Rajd Łotwy, który w 2024 roku zadebiutował w kalendarzu Rajdowych Mistrzostw Świata WRC, znalazł się w trudnej sytuacji. Po ogromnym sukcesie frekwencyjnym i sportowym jego przyszłość jest w tej chwili niepewna, a głos w tej sprawie zabrał dyrektor ds. imprez WRC Promoter, Simon Larkin.
Latem 2024 roku Łotwa zastąpiła Estonię w kalendarzu mistrzostw świata, oferując szybkie i malownicze trasy, które zachwyciły zarówno kierowców, jak i kibiców. Plan zakładał rotację – w kolejnych sezonach Estonia i Łotwa miały wymieniać się miejscami w harmonogramie. Tymczasem w ogłoszonym kalendarzu na przyszły rok Rajd Łotwy się nie znalazł, a jego miejsce ponownie zajmie Estonia.

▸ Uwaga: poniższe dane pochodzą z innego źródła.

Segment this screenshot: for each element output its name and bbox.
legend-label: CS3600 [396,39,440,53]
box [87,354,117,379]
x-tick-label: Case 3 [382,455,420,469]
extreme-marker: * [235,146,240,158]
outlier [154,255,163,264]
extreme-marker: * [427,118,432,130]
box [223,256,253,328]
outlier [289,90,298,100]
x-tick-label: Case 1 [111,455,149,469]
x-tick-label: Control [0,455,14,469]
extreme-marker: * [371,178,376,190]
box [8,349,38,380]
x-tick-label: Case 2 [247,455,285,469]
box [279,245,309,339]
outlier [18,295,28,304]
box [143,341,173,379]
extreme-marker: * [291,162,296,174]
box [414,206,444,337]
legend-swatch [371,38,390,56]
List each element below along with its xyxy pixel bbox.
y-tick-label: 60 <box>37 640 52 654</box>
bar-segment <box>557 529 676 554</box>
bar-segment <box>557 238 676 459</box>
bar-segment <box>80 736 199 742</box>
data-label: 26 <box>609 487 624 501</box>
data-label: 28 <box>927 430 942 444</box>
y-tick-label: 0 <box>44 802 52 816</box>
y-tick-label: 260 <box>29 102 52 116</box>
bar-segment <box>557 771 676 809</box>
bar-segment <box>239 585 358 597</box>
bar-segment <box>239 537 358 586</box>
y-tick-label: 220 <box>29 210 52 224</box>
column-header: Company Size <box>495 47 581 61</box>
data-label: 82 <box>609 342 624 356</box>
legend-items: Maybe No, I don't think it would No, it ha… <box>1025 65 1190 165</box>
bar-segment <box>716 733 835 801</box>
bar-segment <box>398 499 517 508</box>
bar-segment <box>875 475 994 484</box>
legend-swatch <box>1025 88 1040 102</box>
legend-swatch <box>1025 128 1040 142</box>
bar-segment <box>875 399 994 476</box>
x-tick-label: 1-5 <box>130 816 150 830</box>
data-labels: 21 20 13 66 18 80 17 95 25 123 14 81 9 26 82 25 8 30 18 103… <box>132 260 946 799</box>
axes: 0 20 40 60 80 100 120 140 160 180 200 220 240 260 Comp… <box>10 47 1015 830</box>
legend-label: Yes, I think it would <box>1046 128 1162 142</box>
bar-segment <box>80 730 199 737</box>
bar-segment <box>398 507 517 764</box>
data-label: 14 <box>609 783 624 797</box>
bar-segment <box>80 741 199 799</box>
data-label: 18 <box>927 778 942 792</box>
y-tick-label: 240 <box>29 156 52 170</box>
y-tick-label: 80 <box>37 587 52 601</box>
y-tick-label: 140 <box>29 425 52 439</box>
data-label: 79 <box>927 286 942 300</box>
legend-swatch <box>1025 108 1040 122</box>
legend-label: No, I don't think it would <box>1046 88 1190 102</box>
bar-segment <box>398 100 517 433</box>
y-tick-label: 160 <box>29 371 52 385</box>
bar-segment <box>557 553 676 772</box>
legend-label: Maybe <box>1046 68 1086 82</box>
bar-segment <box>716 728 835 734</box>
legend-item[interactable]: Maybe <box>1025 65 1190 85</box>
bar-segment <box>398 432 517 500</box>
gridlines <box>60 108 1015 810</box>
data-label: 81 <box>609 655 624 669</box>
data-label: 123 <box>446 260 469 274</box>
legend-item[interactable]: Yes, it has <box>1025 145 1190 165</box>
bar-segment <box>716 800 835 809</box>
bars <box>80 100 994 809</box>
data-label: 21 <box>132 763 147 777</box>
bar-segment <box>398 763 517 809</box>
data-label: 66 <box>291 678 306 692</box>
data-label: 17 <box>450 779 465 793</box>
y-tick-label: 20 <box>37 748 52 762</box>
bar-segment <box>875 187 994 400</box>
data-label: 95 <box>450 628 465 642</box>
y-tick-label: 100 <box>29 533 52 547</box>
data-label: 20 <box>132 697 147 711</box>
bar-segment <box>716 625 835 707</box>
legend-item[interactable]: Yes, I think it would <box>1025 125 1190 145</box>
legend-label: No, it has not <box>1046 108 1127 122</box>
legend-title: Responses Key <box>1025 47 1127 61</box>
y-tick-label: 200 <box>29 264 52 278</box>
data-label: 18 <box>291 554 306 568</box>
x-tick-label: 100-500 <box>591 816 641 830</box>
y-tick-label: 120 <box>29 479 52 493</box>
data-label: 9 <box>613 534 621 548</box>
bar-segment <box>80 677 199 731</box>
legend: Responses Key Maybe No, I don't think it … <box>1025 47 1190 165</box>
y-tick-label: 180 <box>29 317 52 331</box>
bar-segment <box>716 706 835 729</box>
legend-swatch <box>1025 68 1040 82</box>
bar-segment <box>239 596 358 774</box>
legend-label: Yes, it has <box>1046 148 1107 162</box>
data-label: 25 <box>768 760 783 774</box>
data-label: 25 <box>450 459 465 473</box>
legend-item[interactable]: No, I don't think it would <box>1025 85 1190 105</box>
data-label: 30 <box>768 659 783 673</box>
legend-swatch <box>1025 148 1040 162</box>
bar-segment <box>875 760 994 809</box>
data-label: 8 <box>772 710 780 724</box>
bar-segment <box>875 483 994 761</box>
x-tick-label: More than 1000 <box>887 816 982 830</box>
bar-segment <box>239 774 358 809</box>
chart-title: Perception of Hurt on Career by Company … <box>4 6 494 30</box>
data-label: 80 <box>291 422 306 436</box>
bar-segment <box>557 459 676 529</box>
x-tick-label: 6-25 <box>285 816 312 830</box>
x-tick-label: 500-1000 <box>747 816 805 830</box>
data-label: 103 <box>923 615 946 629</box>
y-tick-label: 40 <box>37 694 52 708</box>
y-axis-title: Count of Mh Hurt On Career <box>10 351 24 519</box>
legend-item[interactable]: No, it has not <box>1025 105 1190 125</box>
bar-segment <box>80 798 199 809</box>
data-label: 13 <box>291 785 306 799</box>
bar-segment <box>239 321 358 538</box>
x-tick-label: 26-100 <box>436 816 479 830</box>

Rajd Łotwy w WRC – udany debiut i co dalej?
Podczas Rajdu Finlandii w Jyväskylä Larkin przyznał:
„Łotwa chce wrócić. Nie ma co do tego wiele do powiedzenia”. – mówi cytowany przez rallyjournal.com
Dodał jednak, iż mimo chęci organizatorów, nie udało się znaleźć dla Łotwy miejsca w okresie 2026:
„Tak, chcą wrócić, ale w 2026 roku po prostu nie było to możliwe”.

Sytuacja geopolityczna nie pomaga
Choć Rajd Łotwy zyskał ogromną popularność, Larkin otwarcie wskazał na trudności związane z położeniem geograficznym kraju:
„Jeśli w tej chwili znajdujesz się w pewnej części Europy, graniczącej z innym krajem, który nie należy do Europy, masz wiele innych priorytetów dotyczących budżetu, uwagi i wszystkiego innego”.
Było to jasne nawiązanie do państw graniczących z Rosją. Według Larkina, w takich krajach wydatki na bezpieczeństwo i obronność mają w tej chwili priorytet nad organizacją dużych imprez sportowych.
Kontrast z innymi krajami regionu
Sytuacja Łotwy różni się jednak od warunków w innych państwach sąsiadujących z Rosją. Larkin zauważył, iż Finlandia – również granicząca z Rosją – właśnie podpisała długoterminowe porozumienie z WRC Promoter:
„To nie jest kraj, który walczy z nowymi celami NATO dotyczącymi budżetu, PKB i wydatków na obronność. Nie jest to więc łatwe, zwłaszcza gdy dzielicie granicę”.
Na ten moment powrót łotewskiej rundy jest możliwy, ale nie wcześniej niż w 2027 roku. Organizatorzy będą musieli poradzić sobie z ograniczeniami budżetowymi i zapewnić stabilne finansowanie, aby ponownie znaleźć się w kalendarzu.